NXP backend: Add support for fusing in quantized graph

StrycekSimon · StrycekSimon · commit 6e49e5023d6d · 2026-01-29T20:42:49.000+01:00
diff --git a/backends/nxp/aten_passes/fuse_batch_norm_with_linear_pass.py b/backends/nxp/aten_passes/fuse_batch_norm_with_linear_pass.py
@@ -10,6 +10,21 @@
 from torch.fx.passes.infra.pass_base import PassBase, PassResult
 from torch.nn.parameter import Parameter
 from torch.nn.utils import fuse_linear_bn_weights
+from torchao.quantization.pt2e.prepare import _is_activation_post_process_node
+
+
+def _unwrap_if_fq(node: Node, named_modules: dict):
+    target_node = node
+
+    if _is_activation_post_process_node(node, named_modules):
+        if len(node.args) >= 1:
+            target_node = node.args[0]
+        else:
+            raise ValueError(
+                f"FakeQuantize node '{node}' should have at least one argument, but has {len(node.args)}."
+            )
+
+    return target_node
 
 
 class FuseBatchNormWithLinearPass(PassBase):
@@ -76,6 +91,8 @@ def _is_linear(node_: Node):
                 graph_module, made_changes
             )  # No batch norm nodes in the model.
 
+        named_modules = dict(graph_module.named_modules(remove_duplicate=False))
+
         for node in graph_module.graph.nodes:
             if not _is_batch_norm(node):
                 continue  # Not BatchNorm.

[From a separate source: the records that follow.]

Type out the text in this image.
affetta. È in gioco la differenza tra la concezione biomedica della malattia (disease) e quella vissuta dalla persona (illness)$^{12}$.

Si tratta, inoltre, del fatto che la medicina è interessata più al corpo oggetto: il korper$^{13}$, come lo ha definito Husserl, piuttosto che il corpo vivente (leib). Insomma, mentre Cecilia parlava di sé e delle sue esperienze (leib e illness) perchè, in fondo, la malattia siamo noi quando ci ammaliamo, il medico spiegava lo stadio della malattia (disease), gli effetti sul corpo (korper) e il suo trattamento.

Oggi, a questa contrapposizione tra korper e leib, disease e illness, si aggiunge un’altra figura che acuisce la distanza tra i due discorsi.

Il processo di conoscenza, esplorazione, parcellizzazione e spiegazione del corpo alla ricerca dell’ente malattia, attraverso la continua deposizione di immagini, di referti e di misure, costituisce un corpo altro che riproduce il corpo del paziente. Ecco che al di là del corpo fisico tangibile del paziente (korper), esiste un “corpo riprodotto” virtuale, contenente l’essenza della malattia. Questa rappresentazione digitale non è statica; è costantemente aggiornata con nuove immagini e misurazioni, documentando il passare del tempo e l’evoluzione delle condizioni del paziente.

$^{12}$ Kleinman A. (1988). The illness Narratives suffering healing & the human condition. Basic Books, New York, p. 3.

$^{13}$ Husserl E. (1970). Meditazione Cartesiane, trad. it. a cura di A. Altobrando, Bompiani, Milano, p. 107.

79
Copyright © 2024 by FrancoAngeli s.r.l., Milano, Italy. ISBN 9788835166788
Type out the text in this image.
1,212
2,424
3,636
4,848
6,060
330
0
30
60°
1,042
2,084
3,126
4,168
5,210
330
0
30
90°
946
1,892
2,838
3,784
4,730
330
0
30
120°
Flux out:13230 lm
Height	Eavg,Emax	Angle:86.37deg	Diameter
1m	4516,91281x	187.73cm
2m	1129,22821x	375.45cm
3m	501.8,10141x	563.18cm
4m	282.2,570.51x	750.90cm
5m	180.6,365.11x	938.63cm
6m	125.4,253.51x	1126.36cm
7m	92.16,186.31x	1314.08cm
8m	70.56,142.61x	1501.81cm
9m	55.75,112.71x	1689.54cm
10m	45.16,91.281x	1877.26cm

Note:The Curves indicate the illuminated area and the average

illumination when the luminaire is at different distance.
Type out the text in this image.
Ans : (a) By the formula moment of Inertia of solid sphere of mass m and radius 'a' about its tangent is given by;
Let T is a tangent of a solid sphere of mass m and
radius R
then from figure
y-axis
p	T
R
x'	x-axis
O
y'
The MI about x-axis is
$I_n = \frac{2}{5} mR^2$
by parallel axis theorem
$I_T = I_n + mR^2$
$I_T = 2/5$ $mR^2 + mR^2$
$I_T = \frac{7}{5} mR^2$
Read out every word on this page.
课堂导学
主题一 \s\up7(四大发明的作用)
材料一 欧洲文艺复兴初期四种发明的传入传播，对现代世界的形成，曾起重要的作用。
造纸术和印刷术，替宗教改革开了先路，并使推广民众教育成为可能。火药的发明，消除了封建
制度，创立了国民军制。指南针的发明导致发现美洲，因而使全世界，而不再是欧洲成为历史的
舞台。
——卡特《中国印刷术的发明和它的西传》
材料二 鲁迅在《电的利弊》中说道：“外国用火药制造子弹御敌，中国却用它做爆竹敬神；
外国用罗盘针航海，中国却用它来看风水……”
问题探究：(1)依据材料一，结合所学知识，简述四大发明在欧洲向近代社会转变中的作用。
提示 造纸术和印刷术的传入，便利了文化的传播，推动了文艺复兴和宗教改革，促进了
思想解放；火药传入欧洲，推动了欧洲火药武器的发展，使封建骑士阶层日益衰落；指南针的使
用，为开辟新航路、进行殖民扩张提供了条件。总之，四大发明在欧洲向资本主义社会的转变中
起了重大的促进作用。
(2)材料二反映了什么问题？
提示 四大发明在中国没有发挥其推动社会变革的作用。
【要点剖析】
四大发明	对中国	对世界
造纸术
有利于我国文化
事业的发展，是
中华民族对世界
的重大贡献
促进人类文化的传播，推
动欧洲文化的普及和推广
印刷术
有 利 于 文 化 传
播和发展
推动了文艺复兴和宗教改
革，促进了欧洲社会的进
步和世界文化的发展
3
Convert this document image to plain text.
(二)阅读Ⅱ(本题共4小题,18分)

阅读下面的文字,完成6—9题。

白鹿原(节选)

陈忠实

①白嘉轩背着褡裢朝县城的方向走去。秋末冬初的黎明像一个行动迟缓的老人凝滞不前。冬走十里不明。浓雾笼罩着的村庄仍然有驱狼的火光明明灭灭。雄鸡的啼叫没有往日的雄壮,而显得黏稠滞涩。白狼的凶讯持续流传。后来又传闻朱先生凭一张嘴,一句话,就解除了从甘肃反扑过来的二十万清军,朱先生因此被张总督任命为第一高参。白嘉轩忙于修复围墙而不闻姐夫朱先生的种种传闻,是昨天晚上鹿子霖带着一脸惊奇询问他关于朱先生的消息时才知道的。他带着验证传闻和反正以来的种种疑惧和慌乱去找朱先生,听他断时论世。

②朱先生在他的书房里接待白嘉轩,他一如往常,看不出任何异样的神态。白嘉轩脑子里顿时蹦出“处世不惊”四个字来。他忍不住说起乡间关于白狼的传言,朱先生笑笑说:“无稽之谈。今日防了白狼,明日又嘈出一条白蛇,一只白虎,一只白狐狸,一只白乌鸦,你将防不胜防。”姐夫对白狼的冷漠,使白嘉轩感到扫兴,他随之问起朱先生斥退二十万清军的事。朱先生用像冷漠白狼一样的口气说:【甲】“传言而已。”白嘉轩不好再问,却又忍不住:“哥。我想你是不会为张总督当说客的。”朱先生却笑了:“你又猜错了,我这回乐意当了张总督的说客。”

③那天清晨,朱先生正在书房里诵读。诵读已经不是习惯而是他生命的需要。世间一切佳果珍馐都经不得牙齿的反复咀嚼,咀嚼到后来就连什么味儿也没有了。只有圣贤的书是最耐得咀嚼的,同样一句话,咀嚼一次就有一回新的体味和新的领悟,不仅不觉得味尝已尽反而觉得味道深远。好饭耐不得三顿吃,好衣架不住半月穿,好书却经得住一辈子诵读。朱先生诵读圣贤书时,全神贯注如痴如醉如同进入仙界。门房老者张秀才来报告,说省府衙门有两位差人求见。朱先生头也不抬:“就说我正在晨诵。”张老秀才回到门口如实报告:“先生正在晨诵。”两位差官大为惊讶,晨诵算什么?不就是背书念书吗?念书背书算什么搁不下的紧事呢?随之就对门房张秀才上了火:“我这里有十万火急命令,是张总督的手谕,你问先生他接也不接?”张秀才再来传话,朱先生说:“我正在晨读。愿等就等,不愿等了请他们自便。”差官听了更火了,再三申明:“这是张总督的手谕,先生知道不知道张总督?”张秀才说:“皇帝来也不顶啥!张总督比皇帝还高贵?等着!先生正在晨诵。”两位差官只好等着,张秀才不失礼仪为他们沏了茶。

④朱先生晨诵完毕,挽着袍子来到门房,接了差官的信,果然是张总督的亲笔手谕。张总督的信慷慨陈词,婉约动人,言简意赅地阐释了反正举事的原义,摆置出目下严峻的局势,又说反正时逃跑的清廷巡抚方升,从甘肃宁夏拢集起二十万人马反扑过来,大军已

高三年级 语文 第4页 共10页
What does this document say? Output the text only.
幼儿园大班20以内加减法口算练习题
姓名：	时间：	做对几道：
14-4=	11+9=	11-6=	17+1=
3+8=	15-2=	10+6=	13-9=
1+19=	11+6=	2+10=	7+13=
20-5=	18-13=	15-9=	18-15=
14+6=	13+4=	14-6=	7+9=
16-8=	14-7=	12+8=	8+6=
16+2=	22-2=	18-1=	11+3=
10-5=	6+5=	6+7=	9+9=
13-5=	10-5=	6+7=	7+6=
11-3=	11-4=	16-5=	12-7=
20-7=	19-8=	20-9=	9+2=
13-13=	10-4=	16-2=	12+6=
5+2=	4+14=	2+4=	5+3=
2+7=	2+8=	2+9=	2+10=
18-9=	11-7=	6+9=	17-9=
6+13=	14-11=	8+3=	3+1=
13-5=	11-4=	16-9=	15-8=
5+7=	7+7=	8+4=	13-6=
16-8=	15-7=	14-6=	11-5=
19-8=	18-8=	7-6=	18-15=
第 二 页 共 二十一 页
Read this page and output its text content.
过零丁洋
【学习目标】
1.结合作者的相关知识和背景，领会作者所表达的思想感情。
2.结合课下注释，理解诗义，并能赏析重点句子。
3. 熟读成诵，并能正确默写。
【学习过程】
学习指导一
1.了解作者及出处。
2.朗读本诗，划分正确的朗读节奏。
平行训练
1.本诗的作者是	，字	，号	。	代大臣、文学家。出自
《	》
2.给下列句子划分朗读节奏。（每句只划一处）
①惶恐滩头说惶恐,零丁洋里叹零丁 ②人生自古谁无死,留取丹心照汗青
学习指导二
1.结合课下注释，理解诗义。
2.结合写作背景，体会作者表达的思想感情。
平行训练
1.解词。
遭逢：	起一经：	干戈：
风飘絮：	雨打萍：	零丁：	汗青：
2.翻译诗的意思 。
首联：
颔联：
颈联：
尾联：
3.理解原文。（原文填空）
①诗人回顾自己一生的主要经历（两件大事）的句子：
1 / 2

@@ -86,11 +103,18 @@ def _is_linear(node_: Node):
                 continue  # Something other than a Linear node comes before the BatchNorm.
 
             linear_node = bn_node.args[0]
-            linear_weight_node = linear_node.args[1]
-            linear_bias_node = (
+            linear_weight_node_or_fq = linear_node.args[1]
+            linear_bias_node_or_fq = (
                 linear_node.args[2] if len(linear_node.args) > 2 else None
             )
 
+            linear_weight_node = _unwrap_if_fq(
+                linear_weight_node_or_fq, named_modules=named_modules
+            )
+            linear_bias_node = _unwrap_if_fq(
+                linear_bias_node_or_fq, named_modules=named_modules
+            )
+
             linear_w = self._get_tensor_constant_from_node(
                 graph_module, linear_weight_node
             )